What goes on

There’s a lot of talk about high performance teams. Leaders say they want them, people say they want to be on one and everyone admires them. All that talk isn’t backed up by very much with a lot of confusion around.

Too many teams don’t know what a high performing team looks like, what it does and how it thinks. So they don’t spend their time, effort and energy in the right areas and they don’t fulfill their potential.

Five performance truths

The brutal reality of high performance life – this is what you need to know

  1. High performing teams are not normal. They are unbelievably passionate and disciplined about habits and rituals they use to win and that can make them look a bit weird to an outsider.
  2. They are 100% clear on their goals and roles because they’ve spent time getting it right. They work on them continually to make sure everyone is 100% clear on them before each performance. Hardly any teams are any good at this.
  3. They put the team first. Team first, me second. It’s not a mantra, it’s a way of life. So they do things they don’t want to do or they sacrifice personal success if it means the team will win. It’s probably the hardest thing about being on a high performing team.
  4. High performing teams don’t prioritise liking each other. They prioritise trusting and respecting each other for what they bring to the team.
  5. They celebrate success yet at the same time, are continually looking to get better.

Three things to do

  1. Get a benchmark. Make sure your team has a clear idea of what a great team looks like.
  2. Compare your team to that picture of greatness, see where you’ve got strengths you can make more of and weaknesses you need to sort out.
  3. Get a plan in place to make the changes and commit to it. You’ll have to test things out without a 100% guarantee of success, but if you don’t test them out, you’ll just stay where you are.

A tool to get going

Charlie’s story

Charlie was on a team that talked a lot about high performance and at first that felt great.
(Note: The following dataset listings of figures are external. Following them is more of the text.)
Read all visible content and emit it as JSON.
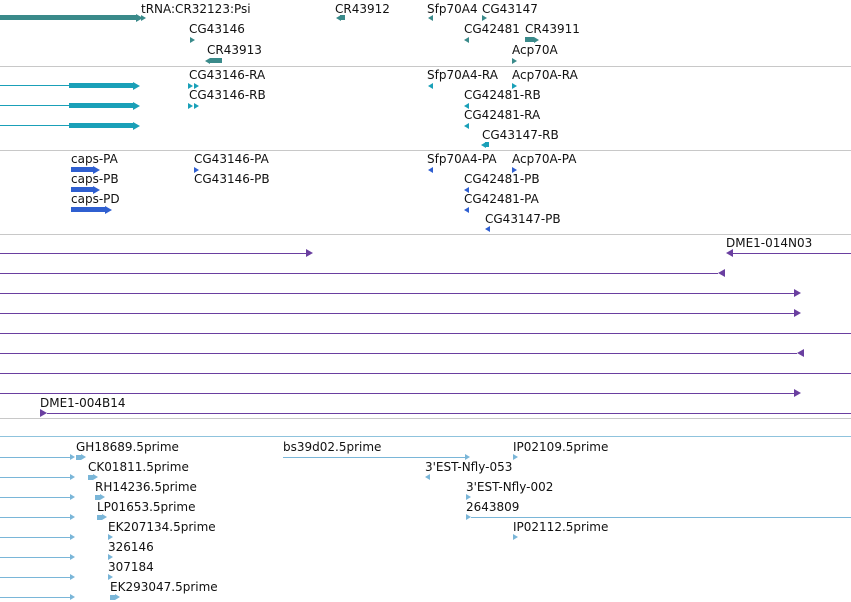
{
  "colors": {
    "noncoding": "#3a8a8a",
    "transcript": "#1aa0b8",
    "protein": "#2f5fd0",
    "clone": "#6a3fa0",
    "est": "#7ab6d8"
  },
  "tracks": {
    "noncoding_genes": {
      "labels": [
        "tRNA:CR32123:Psi",
        "CR43912",
        "Sfp70A4",
        "CG43147",
        "CG43146",
        "CG42481",
        "CR43911",
        "CR43913",
        "Acp70A"
      ]
    },
    "transcripts": {
      "labels": [
        "CG43146-RA",
        "Sfp70A4-RA",
        "Acp70A-RA",
        "CG43146-RB",
        "CG42481-RB",
        "CG42481-RA",
        "CG43147-RB"
      ]
    },
    "proteins": {
      "labels": [
        "caps-PA",
        "CG43146-PA",
        "Sfp70A4-PA",
        "Acp70A-PA",
        "caps-PB",
        "CG43146-PB",
        "CG42481-PB",
        "caps-PD",
        "CG42481-PA",
        "CG43147-PB"
      ]
    },
    "clones": {
      "labels": [
        "DME1-014N03",
        "DME1-004B14"
      ]
    },
    "ests": {
      "labels": [
        "GH18689.5prime",
        "bs39d02.5prime",
        "IP02109.5prime",
        "CK01811.5prime",
        "3'EST-Nfly-053",
        "RH14236.5prime",
        "3'EST-Nfly-002",
        "LP01653.5prime",
        "2643809",
        "EK207134.5prime",
        "IP02112.5prime",
        "326146",
        "307184",
        "EK293047.5prime"
      ]
    }
  }
}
After a while, he began to wonder what they meant when they said stuff like “we want to be the best performing team around here”. When he spoke to other team members, it was clear that while everyone had an opinion, they had no reference point to see how good they really were and what they needed to work on. “High performance team” started to feel a bit meaningless.

He spent time getting a clear picture of things that characterise high performing teams. Not their results and achievements but the things they did, how they thought, the habits they practised. He created a structure so the team could see how they compared and in some areas they were really good. Others needed work.

A year later, it’s still a work in progress – though the team is OK with that because they know that one of the qualities of high performing teams is that they are always looking to get better.

They’ve been focused on making the very most of its talent and strengths and that’s made a real difference, not only to performance and results, but also to their levels of confidence. Charlie’s happy about that though he’s also got a bit of a hurty knee from when he came off his bike.